In an email Brown told me that he’s thrilled about the public getting involved in the search, and is excited to see what may come from the ANU team. “It is extremely hard to know which of the many different techniques people are attempting will strike gold, but the more that are tried, the quicker the final result it likely to be!”
Because Planet Nine is likely at the furthest point in its 20,000 year orbit, it’s making the discovery that much harder. Brown has already searched the entire sky for objects with a magnitude as low as 19. For comparison, our Sun ranks a -27 for its magnitude, and getting dimmer we get to Venus at -5; even the smaller dwarf planet Pluto is a 14 on that scale and Planet Nine would be about 1000 times more faint than Pluto.

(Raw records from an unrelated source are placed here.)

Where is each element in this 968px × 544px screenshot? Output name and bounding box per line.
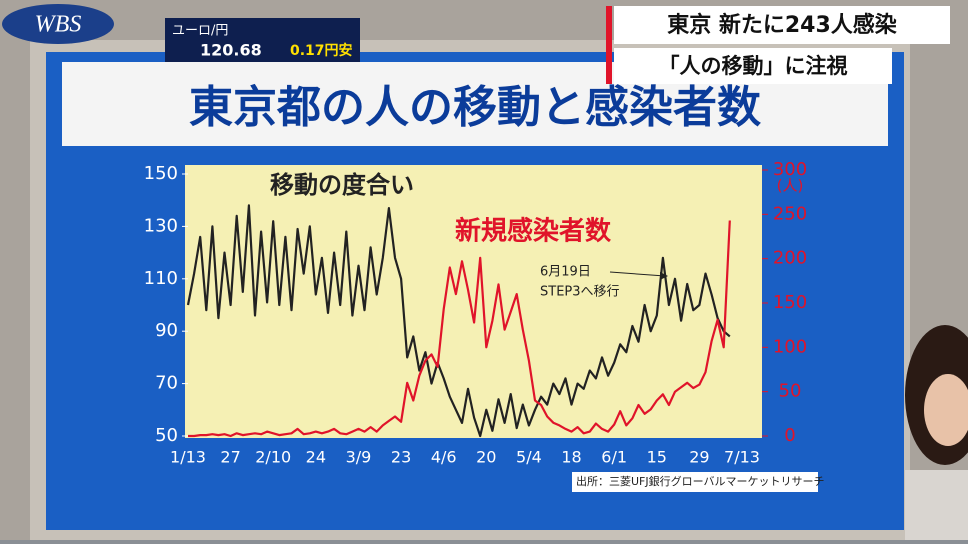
presenter-face — [924, 374, 968, 446]
y-tick-label: 50 — [155, 425, 178, 446]
x-tick-label: 4/6 — [431, 448, 457, 467]
series-label: 新規感染者数 — [455, 216, 612, 247]
x-tick-label: 27 — [220, 448, 240, 467]
y2-tick-label: 0 — [784, 425, 795, 446]
x-tick-label: 1/13 — [170, 448, 206, 467]
x-tick-label: 6/1 — [601, 448, 627, 467]
x-tick-label: 5/4 — [516, 448, 542, 467]
headline-bar — [606, 6, 612, 84]
y-tick-label: 110 — [144, 268, 178, 289]
x-tick-label: 15 — [647, 448, 667, 467]
y2-tick-label: 200 — [773, 248, 807, 269]
logo-bg — [2, 4, 114, 44]
y-tick-label: 130 — [144, 215, 178, 236]
headline: 東京 新たに243人感染 — [667, 12, 897, 38]
series-line — [188, 220, 731, 438]
x-tick-label: 20 — [476, 448, 496, 467]
chart-title: 東京都の人の移動と感染者数 — [189, 82, 761, 133]
source: 出所：三菱UFJ銀行グローバルマーケットリサーチ — [576, 474, 825, 488]
x-tick-label: 24 — [306, 448, 326, 467]
x-tick-label: 29 — [689, 448, 709, 467]
ticker-rate: 120.68 — [200, 41, 262, 60]
x-tick-label: 23 — [391, 448, 411, 467]
series-line — [186, 204, 731, 438]
series-label: 移動の度合い — [270, 171, 414, 199]
y-tick-label: 70 — [155, 373, 178, 394]
ticker — [165, 18, 360, 62]
y2-tick-label: 50 — [779, 381, 802, 402]
y2-label: (人) — [777, 177, 804, 195]
x-tick-label: 18 — [561, 448, 581, 467]
headline: 「人の移動」に注視 — [659, 54, 848, 78]
ticker-label: ユーロ/円 — [172, 24, 228, 39]
presenter-body — [905, 470, 968, 540]
x-tick-label: 7/13 — [724, 448, 760, 467]
x-tick-label: 2/10 — [255, 448, 291, 467]
y2-tick-label: 100 — [773, 336, 807, 357]
ticker-change: 0.17円安 — [290, 42, 353, 59]
logo: WBS — [35, 12, 82, 38]
plot-area — [185, 165, 762, 438]
source-box — [572, 472, 818, 492]
headline-box — [614, 6, 950, 44]
y2-tick-label: 150 — [773, 292, 807, 313]
headline-box — [614, 48, 892, 84]
annotation: 6月19日 — [540, 265, 591, 280]
y-tick-label: 150 — [144, 163, 178, 184]
y-tick-label: 90 — [155, 320, 178, 341]
annotation-arrow — [609, 271, 666, 277]
x-tick-label: 3/9 — [346, 448, 372, 467]
y2-tick-label: 300 — [773, 159, 807, 180]
annotation: STEP3へ移行 — [540, 285, 620, 300]
y2-tick-label: 250 — [773, 203, 807, 224]
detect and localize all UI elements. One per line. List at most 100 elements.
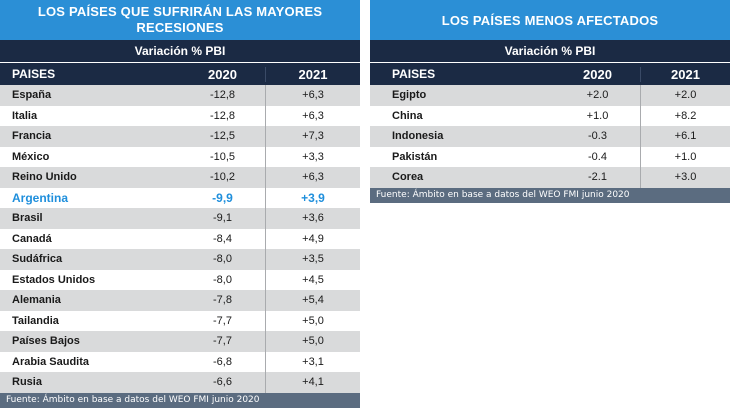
table-row: Pakistán -0.4 +1.0 [370, 146, 730, 167]
value-2021-cell: +6,3 [265, 85, 360, 106]
recessions-table-body: España -12,8 +6,3 Italia -12,8 +6,3 Francia -12… [0, 85, 360, 393]
value-2021-cell: +3.0 [640, 167, 730, 188]
value-2021-cell: +5,0 [265, 310, 360, 331]
value-2020-cell: -8,0 [213, 253, 232, 266]
value-2021-cell: +5,4 [265, 290, 360, 311]
value-2020-cell: -12,8 [209, 109, 236, 122]
table-row: España -12,8 +6,3 [0, 85, 360, 106]
least-affected-table-body: Egipto +2.0 +2.0 China +1.0 +8.2 Indonesia -0.3… [370, 85, 730, 188]
table-row: Rusia -6,6 +4,1 [0, 372, 360, 393]
value-2021-cell: +6.1 [640, 126, 730, 147]
value-2020-cell: -10,5 [209, 150, 236, 163]
country-cell: Corea [392, 171, 424, 184]
country-cell: Países Bajos [12, 335, 80, 348]
table-row: Italia -12,8 +6,3 [0, 105, 360, 126]
value-2021-cell: +7,3 [265, 126, 360, 147]
value-2021-cell: +6,3 [265, 167, 360, 188]
table-row: Francia -12,5 +7,3 [0, 126, 360, 147]
table-row: Arabia Saudita -6,8 +3,1 [0, 351, 360, 372]
least-affected-column-header: PAISES 2020 2021 [370, 63, 730, 85]
country-cell: México [12, 150, 50, 163]
value-2021-cell: +4,1 [265, 372, 360, 393]
least-affected-table-subtitle: Variación % PBI [370, 40, 730, 62]
value-2021-cell: +3,9 [265, 187, 360, 208]
value-2020-cell: -7,8 [213, 294, 232, 307]
column-header-2021: 2021 [265, 66, 360, 82]
column-header-2020: 2020 [208, 66, 237, 82]
column-header-2021: 2021 [640, 66, 730, 82]
country-cell: Alemania [12, 294, 61, 307]
value-2020-cell: -7,7 [213, 314, 232, 327]
value-2020-cell: -2.1 [588, 171, 607, 184]
table-row: Corea -2.1 +3.0 [370, 167, 730, 188]
value-2020-cell: -12,5 [209, 130, 236, 143]
table-row: Países Bajos -7,7 +5,0 [0, 331, 360, 352]
country-cell: Argentina [12, 190, 69, 205]
country-cell: Rusia [12, 376, 42, 389]
value-2020-cell: -12,8 [209, 89, 236, 102]
value-2020-cell: -6,8 [213, 355, 232, 368]
value-2020-cell: +2.0 [586, 89, 609, 102]
value-2021-cell: +1.0 [640, 146, 730, 167]
header-separator [0, 62, 360, 63]
table-row: Estados Unidos -8,0 +4,5 [0, 269, 360, 290]
country-cell: Arabia Saudita [12, 355, 90, 368]
value-2020-cell: -7,7 [213, 335, 232, 348]
table-row: México -10,5 +3,3 [0, 146, 360, 167]
country-cell: Egipto [392, 89, 427, 102]
value-2020-cell: -9,9 [212, 190, 233, 205]
table-row: Reino Unido -10,2 +6,3 [0, 167, 360, 188]
column-header-paises: PAISES [12, 67, 56, 81]
country-cell: Indonesia [392, 130, 444, 143]
recessions-table-subtitle: Variación % PBI [0, 40, 360, 62]
value-2021-cell: +2.0 [640, 85, 730, 106]
header-separator [370, 62, 730, 63]
value-2021-cell: +4,9 [265, 228, 360, 249]
column-header-2020: 2020 [583, 66, 612, 82]
value-2021-cell: +6,3 [265, 105, 360, 126]
table-row: Indonesia -0.3 +6.1 [370, 126, 730, 147]
value-2021-cell: +3,1 [265, 351, 360, 372]
least-affected-table-title: LOS PAÍSES MENOS AFECTADOS [370, 0, 730, 40]
value-2021-cell: +5,0 [265, 331, 360, 352]
value-2021-cell: +8.2 [640, 105, 730, 126]
country-cell: Canadá [12, 232, 52, 245]
country-cell: Reino Unido [12, 171, 77, 184]
country-cell: Brasil [12, 212, 43, 225]
value-2020-cell: -6,6 [213, 376, 232, 389]
country-cell: Pakistán [392, 150, 438, 163]
value-2021-cell: +3,5 [265, 249, 360, 270]
country-cell: Francia [12, 130, 52, 143]
recessions-column-header: PAISES 2020 2021 [0, 63, 360, 85]
value-2021-cell: +4,5 [265, 269, 360, 290]
recessions-table-panel: LOS PAÍSES QUE SUFRIRÁN LAS MAYORES RECE… [0, 0, 360, 410]
value-2020-cell: -8,4 [213, 232, 232, 245]
country-cell: China [392, 109, 423, 122]
value-2020-cell: -10,2 [209, 171, 236, 184]
table-row: Sudáfrica -8,0 +3,5 [0, 249, 360, 270]
table-row: Egipto +2.0 +2.0 [370, 85, 730, 106]
column-header-paises: PAISES [392, 67, 436, 81]
table-row: Canadá -8,4 +4,9 [0, 228, 360, 249]
value-2020-cell: -0.3 [588, 130, 607, 143]
table-row: Argentina -9,9 +3,9 [0, 187, 360, 208]
least-affected-table-panel: LOS PAÍSES MENOS AFECTADOS Variación % P… [370, 0, 730, 208]
country-cell: Italia [12, 109, 38, 122]
table-row: Brasil -9,1 +3,6 [0, 208, 360, 229]
table-row: China +1.0 +8.2 [370, 105, 730, 126]
recessions-table-title: LOS PAÍSES QUE SUFRIRÁN LAS MAYORES RECE… [0, 0, 360, 40]
value-2020-cell: -0.4 [588, 150, 607, 163]
value-2020-cell: -9,1 [213, 212, 232, 225]
country-cell: Estados Unidos [12, 273, 96, 286]
country-cell: Tailandia [12, 314, 59, 327]
table-row: Tailandia -7,7 +5,0 [0, 310, 360, 331]
value-2020-cell: -8,0 [213, 273, 232, 286]
country-cell: Sudáfrica [12, 253, 63, 266]
table-row: Alemania -7,8 +5,4 [0, 290, 360, 311]
recessions-source-note: Fuente: Ámbito en base a datos del WEO F… [0, 392, 360, 408]
value-2021-cell: +3,3 [265, 146, 360, 167]
value-2020-cell: +1.0 [586, 109, 609, 122]
country-cell: España [12, 89, 52, 102]
value-2021-cell: +3,6 [265, 208, 360, 229]
least-affected-source-note: Fuente: Ámbito en base a datos del WEO F… [370, 187, 730, 203]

If Planet Nine is out there, it’s expected to be 10 times more massive than Earth and around a magnitude of 22 based on its estimated distance but Tucker is confident that their survey data will get them to objects with a magnitude as low as 22, putting Planet Nine within reach. Batygin explains, “ they will actually be able to go down to 22nd magnitude by stacking, “ which is a common process that takes several exposures of a patch of sky to create a composite image. “It’s quite impressive. This covers a substantial section of the orbit.”
It likely won’t take 100 years to figure out whether or not Planet Nine exists, between the citizen science projects and the many teams around the globe, including Brown and Batygin. With their eyes pressed to computer screens and telescopes, they should know in the next few years exactly what’s causing all the ruckus in the great beyond.
If you’re interested in joining the ranks of other astronomers around the world, you can participate in the search that uses the Sky Mapper data and look through grainy images yourself where you’ll find stars, galaxies and specs of other worlds, maybe even a new planet. The project does have the endorsement of the official Planet Nine team after all, “I love this project!” says Brown. “As much as we would like to find Planet Nine ourselves, we think that finding it through a citizen science program would be the best story ever!"